After church on Sunday I opened up the latest Alive Now magazine, and found to my delight an article by Gina Manskar entitled "Doing and Being." She wrote about her spiritual journey as a search for her call. Career counsellors and life coaches, and assessments to identify her temperament and passion, hadn't given her the kind of answer she craved:
"It was actually a spiritual director who helped me identify my calling. After working with him for about a year, he pronounced that he knew who I was. "Really," I said, "who is that?"
"You are Christ in the world" he replied, matter of factly.
That got me thinking. Maybe its not so much about what we do, but who we are in the doing. Christians are called to live in Christ, to be the salt of the earth and the light of the world. Thas means being a reflection of Christ's love, a channel of the compassion of God. Do others experience the presence of God through me - not by what I do but by the Spirit in which i do it?....I find myself having to make space for the Spirit to move in my being, this is what i am called to do... my calling is to allow God to remind me of who I am so that others may experience Christ through me." (Gina Manskar)
So we need Jesus in our heart, in our emotions. According to Ephesians 3: 14 - 19, that is what strengthens and renews us in our inner being and enables us to put down our roots into God's love.
When I think of all this, I fall to my knees and pray to the Father, the Creator of everything in heaven and on earth.
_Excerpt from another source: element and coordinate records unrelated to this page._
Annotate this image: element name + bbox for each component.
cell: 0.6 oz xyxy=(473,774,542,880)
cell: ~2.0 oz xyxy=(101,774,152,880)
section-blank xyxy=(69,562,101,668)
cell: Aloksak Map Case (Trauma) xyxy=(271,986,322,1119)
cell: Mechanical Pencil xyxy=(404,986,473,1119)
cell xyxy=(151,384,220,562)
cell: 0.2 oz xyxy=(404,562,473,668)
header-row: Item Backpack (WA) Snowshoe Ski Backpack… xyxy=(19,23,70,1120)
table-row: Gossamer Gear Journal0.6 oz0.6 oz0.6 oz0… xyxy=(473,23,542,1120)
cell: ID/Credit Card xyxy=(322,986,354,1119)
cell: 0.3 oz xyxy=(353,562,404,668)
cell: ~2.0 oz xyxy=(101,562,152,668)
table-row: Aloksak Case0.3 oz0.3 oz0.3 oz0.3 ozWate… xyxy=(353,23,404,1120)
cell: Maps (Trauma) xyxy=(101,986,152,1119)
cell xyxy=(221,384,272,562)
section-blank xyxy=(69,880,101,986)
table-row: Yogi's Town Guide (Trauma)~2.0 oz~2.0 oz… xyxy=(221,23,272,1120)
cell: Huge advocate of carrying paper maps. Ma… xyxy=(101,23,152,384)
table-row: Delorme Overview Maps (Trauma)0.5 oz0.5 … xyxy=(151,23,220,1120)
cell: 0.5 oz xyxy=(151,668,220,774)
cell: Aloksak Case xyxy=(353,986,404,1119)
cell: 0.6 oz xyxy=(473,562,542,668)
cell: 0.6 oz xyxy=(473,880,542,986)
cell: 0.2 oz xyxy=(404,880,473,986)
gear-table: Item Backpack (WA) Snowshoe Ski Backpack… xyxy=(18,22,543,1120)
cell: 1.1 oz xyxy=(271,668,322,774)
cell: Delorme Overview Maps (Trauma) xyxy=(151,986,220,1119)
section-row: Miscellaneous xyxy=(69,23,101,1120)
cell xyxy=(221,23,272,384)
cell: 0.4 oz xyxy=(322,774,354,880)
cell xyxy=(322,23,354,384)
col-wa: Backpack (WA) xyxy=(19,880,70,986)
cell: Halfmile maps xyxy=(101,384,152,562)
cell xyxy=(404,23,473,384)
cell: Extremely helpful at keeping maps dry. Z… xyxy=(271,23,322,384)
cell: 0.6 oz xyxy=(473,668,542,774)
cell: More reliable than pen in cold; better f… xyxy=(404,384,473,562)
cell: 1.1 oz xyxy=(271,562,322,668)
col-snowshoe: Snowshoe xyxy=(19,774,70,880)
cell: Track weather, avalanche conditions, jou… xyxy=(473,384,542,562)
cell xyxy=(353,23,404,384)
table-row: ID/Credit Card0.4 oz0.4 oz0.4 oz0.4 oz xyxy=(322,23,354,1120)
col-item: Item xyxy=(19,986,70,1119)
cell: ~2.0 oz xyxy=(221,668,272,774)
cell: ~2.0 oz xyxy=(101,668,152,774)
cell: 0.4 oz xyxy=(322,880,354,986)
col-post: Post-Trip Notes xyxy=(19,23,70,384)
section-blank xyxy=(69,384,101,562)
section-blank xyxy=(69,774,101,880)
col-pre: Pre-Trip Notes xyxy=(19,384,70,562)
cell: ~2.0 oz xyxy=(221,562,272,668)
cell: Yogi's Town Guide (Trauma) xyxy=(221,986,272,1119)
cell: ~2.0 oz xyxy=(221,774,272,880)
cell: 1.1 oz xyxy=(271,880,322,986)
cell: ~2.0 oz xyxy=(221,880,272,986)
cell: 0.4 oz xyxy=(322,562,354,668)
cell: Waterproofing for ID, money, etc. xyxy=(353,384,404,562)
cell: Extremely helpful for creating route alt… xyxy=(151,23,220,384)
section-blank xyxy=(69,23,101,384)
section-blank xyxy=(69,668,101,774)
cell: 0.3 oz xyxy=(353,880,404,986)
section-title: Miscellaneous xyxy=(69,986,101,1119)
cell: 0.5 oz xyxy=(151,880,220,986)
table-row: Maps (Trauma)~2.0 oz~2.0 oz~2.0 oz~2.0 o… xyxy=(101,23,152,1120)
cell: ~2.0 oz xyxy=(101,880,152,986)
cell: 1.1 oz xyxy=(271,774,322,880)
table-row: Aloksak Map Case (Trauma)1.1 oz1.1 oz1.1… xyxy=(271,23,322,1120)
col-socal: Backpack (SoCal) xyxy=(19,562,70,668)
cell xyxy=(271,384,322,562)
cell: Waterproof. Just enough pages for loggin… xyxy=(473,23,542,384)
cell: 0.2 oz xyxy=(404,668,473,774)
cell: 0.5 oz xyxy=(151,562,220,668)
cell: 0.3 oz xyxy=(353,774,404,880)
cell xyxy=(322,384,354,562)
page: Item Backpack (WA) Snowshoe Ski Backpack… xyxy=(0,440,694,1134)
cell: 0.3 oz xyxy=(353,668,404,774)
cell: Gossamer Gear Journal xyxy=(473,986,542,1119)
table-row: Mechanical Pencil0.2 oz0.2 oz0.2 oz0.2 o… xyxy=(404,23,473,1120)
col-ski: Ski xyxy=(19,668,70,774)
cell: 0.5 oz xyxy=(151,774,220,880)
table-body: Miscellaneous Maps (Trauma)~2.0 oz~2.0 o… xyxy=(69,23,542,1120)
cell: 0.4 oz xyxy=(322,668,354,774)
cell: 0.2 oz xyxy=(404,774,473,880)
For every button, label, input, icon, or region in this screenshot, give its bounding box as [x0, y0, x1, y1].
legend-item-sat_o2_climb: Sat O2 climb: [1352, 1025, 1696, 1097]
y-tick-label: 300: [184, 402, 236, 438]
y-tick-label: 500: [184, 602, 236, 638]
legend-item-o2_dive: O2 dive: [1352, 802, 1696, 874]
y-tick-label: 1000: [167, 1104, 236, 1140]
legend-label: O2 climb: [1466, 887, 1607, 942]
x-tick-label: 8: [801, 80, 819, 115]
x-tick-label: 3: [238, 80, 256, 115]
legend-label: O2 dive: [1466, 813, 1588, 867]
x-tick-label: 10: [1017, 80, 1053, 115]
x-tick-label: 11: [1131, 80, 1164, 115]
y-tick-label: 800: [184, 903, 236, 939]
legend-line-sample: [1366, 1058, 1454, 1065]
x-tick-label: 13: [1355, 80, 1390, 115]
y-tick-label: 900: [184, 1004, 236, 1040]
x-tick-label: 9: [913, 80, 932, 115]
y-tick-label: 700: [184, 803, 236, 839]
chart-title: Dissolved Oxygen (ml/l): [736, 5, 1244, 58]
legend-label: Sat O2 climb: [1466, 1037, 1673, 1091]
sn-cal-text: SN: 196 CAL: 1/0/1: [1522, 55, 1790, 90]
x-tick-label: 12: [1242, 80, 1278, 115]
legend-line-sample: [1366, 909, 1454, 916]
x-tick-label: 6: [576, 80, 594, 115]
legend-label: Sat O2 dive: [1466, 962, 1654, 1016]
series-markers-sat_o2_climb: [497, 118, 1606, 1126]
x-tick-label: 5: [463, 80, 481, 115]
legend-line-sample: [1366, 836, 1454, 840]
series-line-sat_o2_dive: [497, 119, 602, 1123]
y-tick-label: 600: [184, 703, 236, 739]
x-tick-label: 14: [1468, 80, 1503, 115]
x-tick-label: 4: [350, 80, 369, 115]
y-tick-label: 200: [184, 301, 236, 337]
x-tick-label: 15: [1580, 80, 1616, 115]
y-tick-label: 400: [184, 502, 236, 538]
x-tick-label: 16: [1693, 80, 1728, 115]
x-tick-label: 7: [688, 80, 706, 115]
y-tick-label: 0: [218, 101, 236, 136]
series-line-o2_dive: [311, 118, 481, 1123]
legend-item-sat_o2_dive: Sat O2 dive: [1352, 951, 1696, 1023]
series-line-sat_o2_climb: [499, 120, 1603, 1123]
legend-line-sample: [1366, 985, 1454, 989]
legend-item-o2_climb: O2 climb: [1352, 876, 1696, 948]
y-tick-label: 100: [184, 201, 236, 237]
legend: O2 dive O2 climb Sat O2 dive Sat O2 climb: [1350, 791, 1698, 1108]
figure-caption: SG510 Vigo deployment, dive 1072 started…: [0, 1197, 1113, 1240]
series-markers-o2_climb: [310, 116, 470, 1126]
I pray that from his glorious, unlimited resources he will empower you with inner strength through his Spirit. Then Christ will make his home in your hearts as you trust in him. Your roots will grow down into God’s love and keep you strong. May you have the power to understand, as all God’s people should, how wide, how long, how high, and how deep his love is. May you experience the love of Christ, though it is too great to understand fully. Then you will be made complete with all the fullness of life and power that comes from God.
The GROW series is about God's Resources and Our Willpower, our choices. They work together to expand our vision and experience of God’s truth and grace, and fills us with new callings, new energy and new hope.
To Ponder: What 'unbearable feelings' have I had to face this week? How can I make friends with them and bring them to light in God's presence?
I’ll call nobodies and make them somebodies;
I’ll call the unloved and make them beloved.
In the place where they yelled out, “You’re nobody!”
they’re calling you “God’s living children.”
I’ll call the unloved and make them beloved.
In the place where they yelled out, “You’re nobody!”
they’re calling you “God’s living children.”
Eugene Peterson translation of Romans 9:27.